Голос ненависти
Шрифт:
По пальцам течет сок, источаемый стеблями. Кайрис начинает делать круг по краю деревни, считая шаги – просто чтобы немного успокоить рвущийся наружу восторг. Небо такое огромное – взглядом не охватить. Звезды поблескивают, будто огни костров. Она так засматривается, что даже не замечает, как доходит до места, от которого начала свой путь. Вокруг уже совсем темно –кажется, недавно было отлично все видно, а теперь едва можно различить свои ноги.
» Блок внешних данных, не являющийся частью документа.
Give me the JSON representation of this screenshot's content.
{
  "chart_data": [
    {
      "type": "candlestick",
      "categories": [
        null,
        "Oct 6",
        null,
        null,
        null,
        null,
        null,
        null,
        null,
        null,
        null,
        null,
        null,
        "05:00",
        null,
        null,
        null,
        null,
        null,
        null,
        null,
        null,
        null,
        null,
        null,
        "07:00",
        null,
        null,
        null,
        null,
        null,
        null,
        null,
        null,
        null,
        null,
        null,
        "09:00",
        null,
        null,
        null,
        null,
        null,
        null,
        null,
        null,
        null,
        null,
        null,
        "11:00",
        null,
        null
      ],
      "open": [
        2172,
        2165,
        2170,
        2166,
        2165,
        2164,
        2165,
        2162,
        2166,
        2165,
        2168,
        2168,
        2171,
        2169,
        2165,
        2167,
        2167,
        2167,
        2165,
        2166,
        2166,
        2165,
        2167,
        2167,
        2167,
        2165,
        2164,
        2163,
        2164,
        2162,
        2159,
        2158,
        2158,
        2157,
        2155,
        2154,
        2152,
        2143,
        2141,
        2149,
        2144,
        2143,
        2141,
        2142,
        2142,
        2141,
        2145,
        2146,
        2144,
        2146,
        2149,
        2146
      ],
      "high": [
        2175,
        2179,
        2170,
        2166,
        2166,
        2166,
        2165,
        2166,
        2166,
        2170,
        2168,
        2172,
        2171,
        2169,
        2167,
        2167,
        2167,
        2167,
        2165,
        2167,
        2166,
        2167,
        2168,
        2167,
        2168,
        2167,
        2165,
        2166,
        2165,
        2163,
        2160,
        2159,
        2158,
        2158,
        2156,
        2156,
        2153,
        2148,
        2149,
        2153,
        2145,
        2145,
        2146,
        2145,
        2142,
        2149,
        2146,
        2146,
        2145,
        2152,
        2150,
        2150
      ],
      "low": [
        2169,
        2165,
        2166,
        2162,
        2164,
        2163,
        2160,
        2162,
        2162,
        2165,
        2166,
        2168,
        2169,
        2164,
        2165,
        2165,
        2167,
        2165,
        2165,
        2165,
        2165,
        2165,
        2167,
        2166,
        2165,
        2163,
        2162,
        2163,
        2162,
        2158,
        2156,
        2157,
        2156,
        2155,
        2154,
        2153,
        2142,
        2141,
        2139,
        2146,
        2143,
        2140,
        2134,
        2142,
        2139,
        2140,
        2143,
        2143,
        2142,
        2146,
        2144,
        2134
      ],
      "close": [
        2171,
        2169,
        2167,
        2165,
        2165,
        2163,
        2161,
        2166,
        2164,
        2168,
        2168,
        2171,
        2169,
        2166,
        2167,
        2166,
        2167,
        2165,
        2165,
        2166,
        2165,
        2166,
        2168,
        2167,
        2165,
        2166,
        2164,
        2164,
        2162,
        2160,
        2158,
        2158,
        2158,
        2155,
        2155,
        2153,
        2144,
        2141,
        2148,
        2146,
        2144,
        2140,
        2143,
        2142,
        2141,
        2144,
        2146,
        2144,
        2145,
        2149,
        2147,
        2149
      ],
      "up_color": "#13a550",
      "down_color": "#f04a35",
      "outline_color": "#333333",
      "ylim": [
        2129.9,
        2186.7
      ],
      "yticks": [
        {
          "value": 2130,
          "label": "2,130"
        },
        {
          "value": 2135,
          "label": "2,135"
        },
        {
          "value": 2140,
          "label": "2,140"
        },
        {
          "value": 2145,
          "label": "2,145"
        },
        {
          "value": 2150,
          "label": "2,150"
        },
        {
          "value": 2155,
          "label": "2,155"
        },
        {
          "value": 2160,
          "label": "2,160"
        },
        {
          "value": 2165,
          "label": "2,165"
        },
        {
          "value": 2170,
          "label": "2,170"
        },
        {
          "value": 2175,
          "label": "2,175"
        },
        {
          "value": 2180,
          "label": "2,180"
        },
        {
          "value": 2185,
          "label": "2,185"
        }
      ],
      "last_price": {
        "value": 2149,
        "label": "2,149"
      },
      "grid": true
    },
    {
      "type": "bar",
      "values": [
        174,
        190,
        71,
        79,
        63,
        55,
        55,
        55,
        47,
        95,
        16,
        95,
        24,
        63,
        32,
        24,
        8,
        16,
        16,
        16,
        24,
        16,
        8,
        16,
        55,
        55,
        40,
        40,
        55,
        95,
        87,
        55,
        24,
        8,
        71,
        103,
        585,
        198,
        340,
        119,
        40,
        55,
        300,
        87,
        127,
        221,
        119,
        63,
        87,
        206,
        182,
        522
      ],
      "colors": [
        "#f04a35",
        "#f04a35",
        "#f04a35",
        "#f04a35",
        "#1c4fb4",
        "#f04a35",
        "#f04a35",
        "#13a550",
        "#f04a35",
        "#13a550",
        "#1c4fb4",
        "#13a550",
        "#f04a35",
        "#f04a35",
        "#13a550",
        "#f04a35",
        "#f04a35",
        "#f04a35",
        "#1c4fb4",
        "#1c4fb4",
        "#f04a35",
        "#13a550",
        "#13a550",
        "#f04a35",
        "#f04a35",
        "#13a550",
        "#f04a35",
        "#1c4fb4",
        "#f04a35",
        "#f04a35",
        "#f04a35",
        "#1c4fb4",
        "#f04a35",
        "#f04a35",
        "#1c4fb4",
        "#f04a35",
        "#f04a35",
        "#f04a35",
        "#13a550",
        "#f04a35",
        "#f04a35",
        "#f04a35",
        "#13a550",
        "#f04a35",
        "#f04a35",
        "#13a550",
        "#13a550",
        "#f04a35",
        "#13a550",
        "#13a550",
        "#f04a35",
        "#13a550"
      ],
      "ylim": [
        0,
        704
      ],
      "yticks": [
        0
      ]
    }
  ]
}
Кайрис делает глубокий вдох и свободной рукой тянется к завязкам, чтобы стащить маску с головы. Когда она уже почти распутывает узел, что-то стискивает запястье, и резкий рывок сшибает с ног.
Букет первоцветов падает на землю, брызгая в стороны синими лепестками.
Глава 2.
695 год, Оттепельник, 8
Шаг – и она оказывается в объятиях лесного озера.
Вода обжигает плечи, спину, стекает по груди, и… неожиданно стынет, будто Кайрис смогла ее потушить. От холода собственное дыхание замирает в горле. Пальцы вздрагивают, и она самыми кончиками касается губ. Вода еще слишком холодная – на нее богиня обратит свой взгляд в последнюю очередь. Но, быть может, если искупаться в ней, удастся серьезно заболеть? И если Кайрис не выздоровеет, в этом не будет ее вины. Черные мысли заполняют голову, и она трясет ею, отчего мелкие брызги расходятся в стороны веером. Но как бы Кайрис ни пыталась не думать, не удается избавиться от малодушного «так было бы лучше».
Кайрис стоит, поглаживая пятнышки-синяки, усыпавшие руки, кольцами обхватившие запястье, и не знает, какие из них оставил отец, а какие – этот. Вздрагивает. Может, эти, продолговатые – когда заламывал руки? Или кляксу чуть выше локтя – билась, как бабочка в стакане, пытаясь вырваться. Или эти? Кайрис впивается в кожу ногтями, оставляя красные полосы. На ранах бусинками проступает кровь. Кажется, что иначе не вытравить эту грязь, которая не смывается водой, не стереть следы чужих прикосновений. Решимость, на мгновение вспыхнувшая внутри, пропадает, и Кайрис опускает руки. Холодная вода щиплет кожу.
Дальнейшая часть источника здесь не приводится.